Pierwszy raz o przyspieszonej dacie premiery Call of Duty: Black Ops 7 usłyszeliśmy na streamie Scumpa, jednego z najpopularniejszych streamerów COD-a i byłego profesjonalnego gracza. Scump grał wtedy w Battlefield 6 i powiedział, że do premiery BO7 został jeszcze miesiąc "chyba że wydadzą ją wcześniej, a słyszałem plotki, że rozważają przesunięcie daty premiery o tydzień".
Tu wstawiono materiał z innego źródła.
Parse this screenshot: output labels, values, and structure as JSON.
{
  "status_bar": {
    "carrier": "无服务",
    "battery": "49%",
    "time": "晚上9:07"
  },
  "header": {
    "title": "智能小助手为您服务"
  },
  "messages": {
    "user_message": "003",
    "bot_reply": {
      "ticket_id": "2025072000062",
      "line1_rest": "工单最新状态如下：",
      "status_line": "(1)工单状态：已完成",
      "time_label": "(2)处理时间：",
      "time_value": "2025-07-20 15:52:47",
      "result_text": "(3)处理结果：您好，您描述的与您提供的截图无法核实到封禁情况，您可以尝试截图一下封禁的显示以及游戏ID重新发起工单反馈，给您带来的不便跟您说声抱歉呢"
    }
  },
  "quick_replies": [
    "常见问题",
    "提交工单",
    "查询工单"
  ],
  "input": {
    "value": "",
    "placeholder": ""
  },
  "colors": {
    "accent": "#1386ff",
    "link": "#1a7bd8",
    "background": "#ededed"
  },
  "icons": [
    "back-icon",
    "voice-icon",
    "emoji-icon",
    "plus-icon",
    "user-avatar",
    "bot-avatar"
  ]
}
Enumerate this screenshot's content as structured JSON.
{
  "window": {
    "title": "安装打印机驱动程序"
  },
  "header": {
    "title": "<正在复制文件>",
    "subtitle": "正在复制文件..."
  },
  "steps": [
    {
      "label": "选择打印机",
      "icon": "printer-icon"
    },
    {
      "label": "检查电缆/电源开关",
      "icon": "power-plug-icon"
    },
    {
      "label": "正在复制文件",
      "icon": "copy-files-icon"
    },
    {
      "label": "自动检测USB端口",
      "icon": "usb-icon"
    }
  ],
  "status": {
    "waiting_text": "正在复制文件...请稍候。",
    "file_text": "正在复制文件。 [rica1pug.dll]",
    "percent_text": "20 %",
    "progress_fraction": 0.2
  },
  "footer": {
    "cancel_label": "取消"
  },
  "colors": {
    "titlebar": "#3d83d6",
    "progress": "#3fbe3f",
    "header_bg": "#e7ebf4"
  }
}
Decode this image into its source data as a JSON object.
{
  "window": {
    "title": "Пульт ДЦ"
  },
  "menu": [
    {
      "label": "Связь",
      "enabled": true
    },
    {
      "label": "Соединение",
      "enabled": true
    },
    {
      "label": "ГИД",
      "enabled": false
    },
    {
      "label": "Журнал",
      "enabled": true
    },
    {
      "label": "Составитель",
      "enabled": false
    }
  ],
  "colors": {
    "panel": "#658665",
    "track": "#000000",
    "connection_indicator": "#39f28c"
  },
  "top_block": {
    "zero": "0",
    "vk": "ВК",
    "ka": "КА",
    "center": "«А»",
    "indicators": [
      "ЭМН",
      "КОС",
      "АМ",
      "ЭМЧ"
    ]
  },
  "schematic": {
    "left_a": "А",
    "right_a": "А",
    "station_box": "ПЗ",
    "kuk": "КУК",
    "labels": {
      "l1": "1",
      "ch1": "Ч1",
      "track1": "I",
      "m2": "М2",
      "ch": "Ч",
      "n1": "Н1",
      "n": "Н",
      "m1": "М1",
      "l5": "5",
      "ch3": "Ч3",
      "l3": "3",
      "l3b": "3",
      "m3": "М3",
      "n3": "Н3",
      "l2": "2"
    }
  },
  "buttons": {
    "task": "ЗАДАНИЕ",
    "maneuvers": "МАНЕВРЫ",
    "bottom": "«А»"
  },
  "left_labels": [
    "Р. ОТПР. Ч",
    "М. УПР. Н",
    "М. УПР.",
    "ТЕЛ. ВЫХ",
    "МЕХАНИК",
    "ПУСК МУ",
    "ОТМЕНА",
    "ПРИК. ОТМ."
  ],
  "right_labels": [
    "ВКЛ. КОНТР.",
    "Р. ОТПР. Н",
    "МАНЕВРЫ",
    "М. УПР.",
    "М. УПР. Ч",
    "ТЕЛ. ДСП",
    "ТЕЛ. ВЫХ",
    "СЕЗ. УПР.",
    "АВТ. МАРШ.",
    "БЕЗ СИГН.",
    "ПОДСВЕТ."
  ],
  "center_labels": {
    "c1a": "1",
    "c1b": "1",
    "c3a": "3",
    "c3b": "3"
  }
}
Później temat ten podłapał TheGhostOfHope, bardzo znany insider, którego informacje zza kulis świata Call of Duty często się sprawdzały. 20 października na swoim profilu X napisał: "Wygląda na to, że istnieją pewne przesłanki wskazujące na potencjalną zmianę daty premiery Black Ops 7, która mogłaby zostać przesunięta o tydzień. Nie jestem jeszcze do końca przekonany, ale byłaby to miła niespodzianka, gdyby tak się stało". Profil The PlayStation Game Size sugerował ponadto, że kampania oraz tryb Zombie miałyby pojawić się 10 listopada.
Wreszcie głos w sprawie zabrała strona, która powinna najwięcej wiedzieć na temat daty premiery Call of Duty: Black Ops 7 - Activision. Jak poinformowali CharlieIntel, data premiery tegorocznej odsłony COD-a nie ulegnie zmianie i pojawi się w pełnej wersji wedle wcześniejszych założeń - 14 listopada. Jednocześnie Activision zdementowało spekulacje na temat potencjalnego wczesnego dostępu, co zdawało się wynikać z zawartości Vault Edition.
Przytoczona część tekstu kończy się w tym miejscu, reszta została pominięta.